『形而上学』書評——「有るとは何か」を問う、西洋哲学の根幹
★★★★★5.0 / 5.0(編集室評価)
結論: 本棚で最も手強く、最も深い一冊です。「すべての人間は、生まれつき知ることを欲する」という一文で始まり、「有る(存在する)とはどういうことか」を問う、西洋哲学の根幹をなす主著。実体・本質・可能態と現実態など、後の哲学が二千年にわたって参照し続けた概念がここで鍛え上げられます。難所であることは正直に認めますが、アリストテレスの射程を本気で味わうなら避けて通れません。
どんな本か——3行で
『形而上学』は、アリストテレスがさまざまな時期に論じた「第一哲学」——個別の対象ではなく、あらゆるものに共通する「有ること(存在)」そのものを扱う学問——に関する諸論考を、後世の編者がまとめたものです。表題の「メタフュシカ(自然学の後に置かれた書)」という呼び名自体が、その編集の由来を示しています。上巻では、先行する哲学者たちの学説の吟味から始まり、「有るとは何か」という中心の問いへと歩みが進んでいきます。
核心——「有る」を問う学問
本書の中心にあるのは、「有る(存在する)」という言葉は、実は一通りの意味では使われていないという洞察です。机が「有る」のと、その机の色や大きさが「有る」のとでは、有り方が違う。アリストテレスは、こうした多様な「有る」のなかで、他のすべてが依存する中心的な有り方として「実体(ウーシア)」を据え、では実体とは何か——素材(質料)なのか、かたち(形相)なのか、その結合なのか——を執拗に問い詰めていきます。さらに、ものが「まだそうではないが、そうなりうる」状態(可能態)と「現にそうである」状態(現実態)という一対の概念を導入し、変化や生成をどう捉えるかを論じます。
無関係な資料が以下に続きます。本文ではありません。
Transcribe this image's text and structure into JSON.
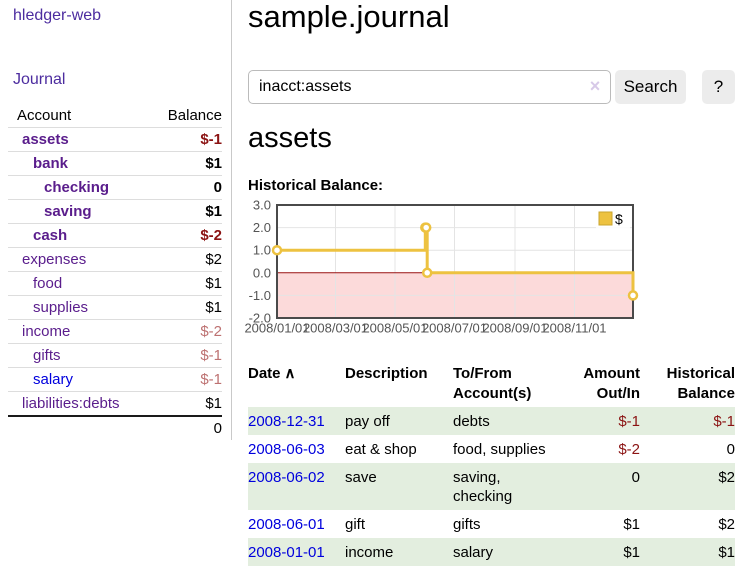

これらは抽象的な言葉遊びに見えて、じつは「世界はどんな仕組みで在り、変わっていくのか」という、最も根源的な問いへの答えの試みです。ここで鍛えられた概念枠は、中世哲学から近代の存在論まで、西洋の思考の骨組みを二千年にわたって規定し続けました。哲学が「存在とは何か」を問い続ける限り、本書はその出発点であり続ける——それが、この難解な書物を古典中の古典たらしめている理由です。
読みどころ3点
1. 哲学史そのものが動き出す冒頭
上巻の序盤は、タレス以来の先行哲学者たちの学説の検討にあてられます。アリストテレスが先人をどう読み、どこで乗り越えようとしたのか——西洋哲学史の「最初の総括」を、当事者の視点から読める贅沢があります。
2. 「実体とは何か」という問いの粘り
質料か、形相か、その両方か。アリストテレスが答えを一気に出さず、可能性を一つずつ検討していく粘り強さそのものが、哲学的思考の手本です。結論より、問いの立て方と歩みに学べます。
3. 後世への射程が桁違い
実体・本質・可能態と現実態——本書の概念は、その後の哲学の共通語になりました。ここを読んでおくと、中世から近代までの存在論の議論が、すべて本書への応答として見えてきます。
注意点
正直に記します。二点。第一に、本書は編者が複数の論考を集成したもので、必ずしも一本の筋で書き下ろされていません。同じ問題が別の角度から反復されたり、議論が途中で転じたりするため、通読には忍耐が要ります。本棚で最も手強い一冊であることは隠しません。第二に、術語の重みが大きく、予備知識なしに単独で挑むと迷子になりがちです。『アリストテレス入門』や『アリストテレスの哲学』で「実体」「四原因」などの鍵概念を押さえ、代表作『ニコマコス倫理学』で原典の呼吸に慣れてから挑むことを強くおすすめします。上巻から少しずつ、が正解です。